A forced marriage is different from an arranged marriage, although arranged marriages often create forced marriages. In an arranged marriage, all parties agree and express informed consent. An arranged marriage becomes a forced marriage when one of those paired refuses and is forced against their will, either after being punished or threatened to be killed.
Women and girls are forced to marry through the use of physical threats, including violence and sexual violence, or emotional and psychological threats. Women or girls are often forced to marry through familial deception, cultural tradition, and emotional blackmail and threats of abuse or death. If they refuse to marry and go against their family’s wishes, they are told they will bring shame on their family and be killed, which is when honor violence occurs.

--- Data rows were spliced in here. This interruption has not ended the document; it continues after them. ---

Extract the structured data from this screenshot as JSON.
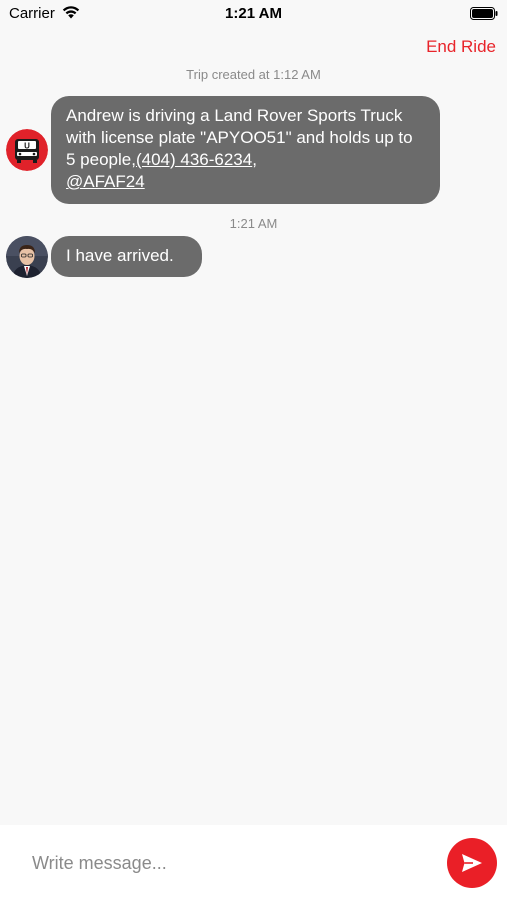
{
  "status_bar": {
    "carrier": "Carrier",
    "time": "1:21 AM",
    "icons": [
      "wifi-icon",
      "battery-icon"
    ]
  },
  "header": {
    "end_ride_label": "End Ride",
    "accent_color": "#e8242a"
  },
  "chat": {
    "trip_created": "Trip created at 1:12 AM",
    "messages": [
      {
        "sender_avatar": "bus-avatar",
        "text": "Andrew is driving a Land Rover Sports Truck with license plate \"APYOO51\" and holds up to 5 people,",
        "phone_link": "(404) 436-6234",
        "separator": ",",
        "handle_link": "@AFAF24"
      },
      {
        "timestamp": "1:21 AM",
        "sender_avatar": "driver-avatar",
        "text": "I have arrived."
      }
    ],
    "bubble_color": "#6b6b6b"
  },
  "composer": {
    "placeholder": "Write message...",
    "value": "",
    "send_icon": "send-icon",
    "send_color": "#ea1f27"
  }
}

Forced marriage often accompanies other forms of slavery. Children who are sex-trafficked are often sold into forced marriages. Women who are forcibly married may later also be trafficked for labor or sex by and for the financial gain of her spouse. A woman or girl may be lured or promised into believing that she is being given a job overseas. Instead, she is sold without her knowledge through a human trafficking network that includes forced labor or forced prostitution.
Forced marriage, and especially child brides, occurs because of poverty and war– parents can provide for their family if they sell their daughter/s to be married. They also can gain protection and financial resources if they sell their daughters. Widows can also be forcibly married, depending on the culture.

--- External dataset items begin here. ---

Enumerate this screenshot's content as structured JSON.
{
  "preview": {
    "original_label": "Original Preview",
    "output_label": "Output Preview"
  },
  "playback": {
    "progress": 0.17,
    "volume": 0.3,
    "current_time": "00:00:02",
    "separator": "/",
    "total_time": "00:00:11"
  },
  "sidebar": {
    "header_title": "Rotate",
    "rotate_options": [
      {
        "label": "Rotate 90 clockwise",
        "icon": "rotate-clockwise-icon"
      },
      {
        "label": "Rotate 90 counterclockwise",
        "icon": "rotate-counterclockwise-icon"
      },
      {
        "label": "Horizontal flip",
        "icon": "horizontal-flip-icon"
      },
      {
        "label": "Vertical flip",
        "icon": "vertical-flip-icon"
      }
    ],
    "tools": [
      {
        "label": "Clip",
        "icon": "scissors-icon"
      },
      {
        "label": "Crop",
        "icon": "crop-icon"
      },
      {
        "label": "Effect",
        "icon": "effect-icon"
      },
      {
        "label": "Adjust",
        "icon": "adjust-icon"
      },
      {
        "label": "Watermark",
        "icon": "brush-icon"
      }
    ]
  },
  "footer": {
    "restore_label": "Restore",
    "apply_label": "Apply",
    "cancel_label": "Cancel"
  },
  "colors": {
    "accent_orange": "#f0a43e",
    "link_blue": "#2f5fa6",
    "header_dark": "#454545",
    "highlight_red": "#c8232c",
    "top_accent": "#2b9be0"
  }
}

Some countries allow children under 18-years-old to legally marry. Many countries grant children between the ages of 16-17-years-old to marry with parental consent. Some countries require judicial approval for an adult to marry a girl under the age of 15-years-old.

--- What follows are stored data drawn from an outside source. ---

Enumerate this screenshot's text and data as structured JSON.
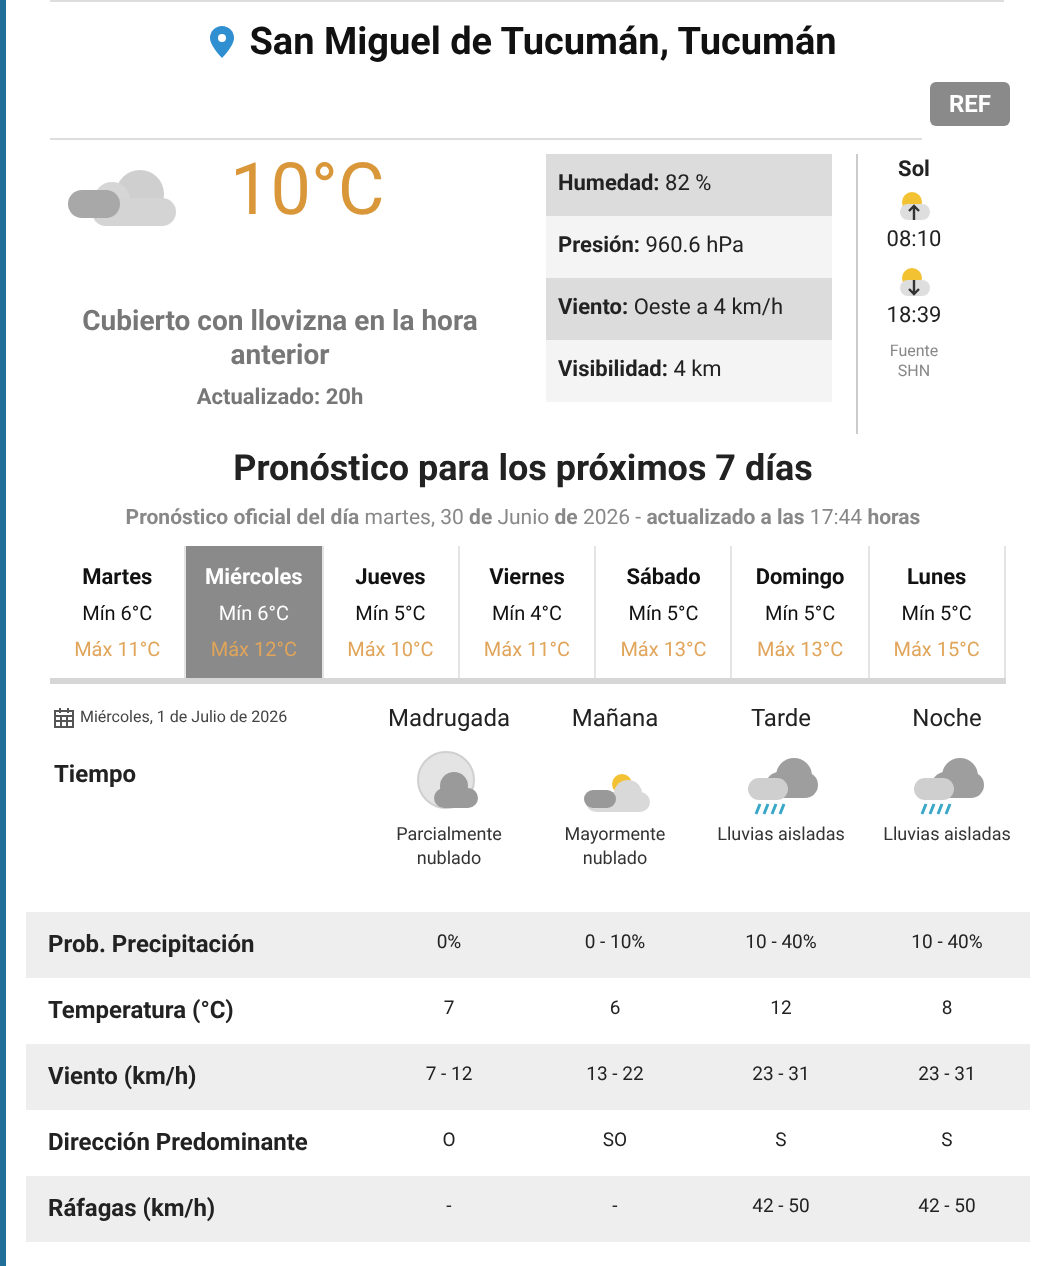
{
  "location": {
    "title": "San Miguel de Tucumán, Tucumán"
  },
  "ref_button": "REF",
  "current": {
    "temperature": "10°C",
    "description": "Cubierto con llovizna en la hora anterior",
    "updated": "Actualizado: 20h",
    "details": [
      {
        "label": "Humedad:",
        "value": "82 %"
      },
      {
        "label": "Presión:",
        "value": "960.6 hPa"
      },
      {
        "label": "Viento:",
        "value": "Oeste a 4 km/h"
      },
      {
        "label": "Visibilidad:",
        "value": "4 km"
      }
    ],
    "sun": {
      "title": "Sol",
      "sunrise": "08:10",
      "sunset": "18:39",
      "source": "Fuente SHN"
    }
  },
  "forecast": {
    "title": "Pronóstico para los próximos 7 días",
    "subtitle": "**Pronóstico oficial del día** martes, 30 **de** Junio **de** 2026 - **actualizado a las** 17:44 **horas**",
    "days": [
      {
        "name": "Martes",
        "min": "Mín 6°C",
        "max": "Máx 11°C",
        "selected": false
      },
      {
        "name": "Miércoles",
        "min": "Mín 6°C",
        "max": "Máx 12°C",
        "selected": true
      },
      {
        "name": "Jueves",
        "min": "Mín 5°C",
        "max": "Máx 10°C",
        "selected": false
      },
      {
        "name": "Viernes",
        "min": "Mín 4°C",
        "max": "Máx 11°C",
        "selected": false
      },
      {
        "name": "Sábado",
        "min": "Mín 5°C",
        "max": "Máx 13°C",
        "selected": false
      },
      {
        "name": "Domingo",
        "min": "Mín 5°C",
        "max": "Máx 13°C",
        "selected": false
      },
      {
        "name": "Lunes",
        "min": "Mín 5°C",
        "max": "Máx 15°C",
        "selected": false
      }
    ]
  },
  "hourly": {
    "date": "Miércoles, 1 de Julio de 2026",
    "weather_label": "Tiempo",
    "periods": [
      {
        "name": "Madrugada",
        "kind": "night_cloud",
        "sky": "Parcialmente nublado"
      },
      {
        "name": "Mañana",
        "kind": "sun_cloud",
        "sky": "Mayormente nublado"
      },
      {
        "name": "Tarde",
        "kind": "rain",
        "sky": "Lluvias aisladas"
      },
      {
        "name": "Noche",
        "kind": "rain",
        "sky": "Lluvias aisladas"
      }
    ],
    "rows": [
      {
        "label": "Prob. Precipitación",
        "values": [
          "0%",
          "0 - 10%",
          "10 - 40%",
          "10 - 40%"
        ]
      },
      {
        "label": "Temperatura (°C)",
        "values": [
          "7",
          "6",
          "12",
          "8"
        ]
      },
      {
        "label": "Viento (km/h)",
        "values": [
          "7 - 12",
          "13 - 22",
          "23 - 31",
          "23 - 31"
        ]
      },
      {
        "label": "Dirección Predominante",
        "values": [
          "O",
          "SO",
          "S",
          "S"
        ]
      },
      {
        "label": "Ráfagas (km/h)",
        "values": [
          "-",
          "-",
          "42 - 50",
          "42 - 50"
        ]
      }
    ]
  }
}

More than 700 MILLION women alive today were married before they were 18. Of them, more than one third—or roughly 250 MILLION—were married as children– before they were 15.
Every year over 14 MILLION GIRLS are forced to marry as child brides.
Forced marriages occur primarily throughout Africa, the Arab Gulf states, India, and the Middle East; roughly half of all girls in South Asia are forced to marry. Poorer regions have higher percentages of child and forced marriage.
Ten Countries with Most Child Marriages: Bangladesh, Chad, Niger, India, Ethiopia, Guinea, Central African Republic, Nepal, Mali, and Burkina Faso.
The majority of child brides, roughly 34 percent, live in South Asia, East Asia, and the Pacific. Slightly less, 33 percent, live in India, accounting for one third of the world’s child bride population.
Bangladesh has the highest rate of child marriage in the world. For child brides under 18, Niger tops the list.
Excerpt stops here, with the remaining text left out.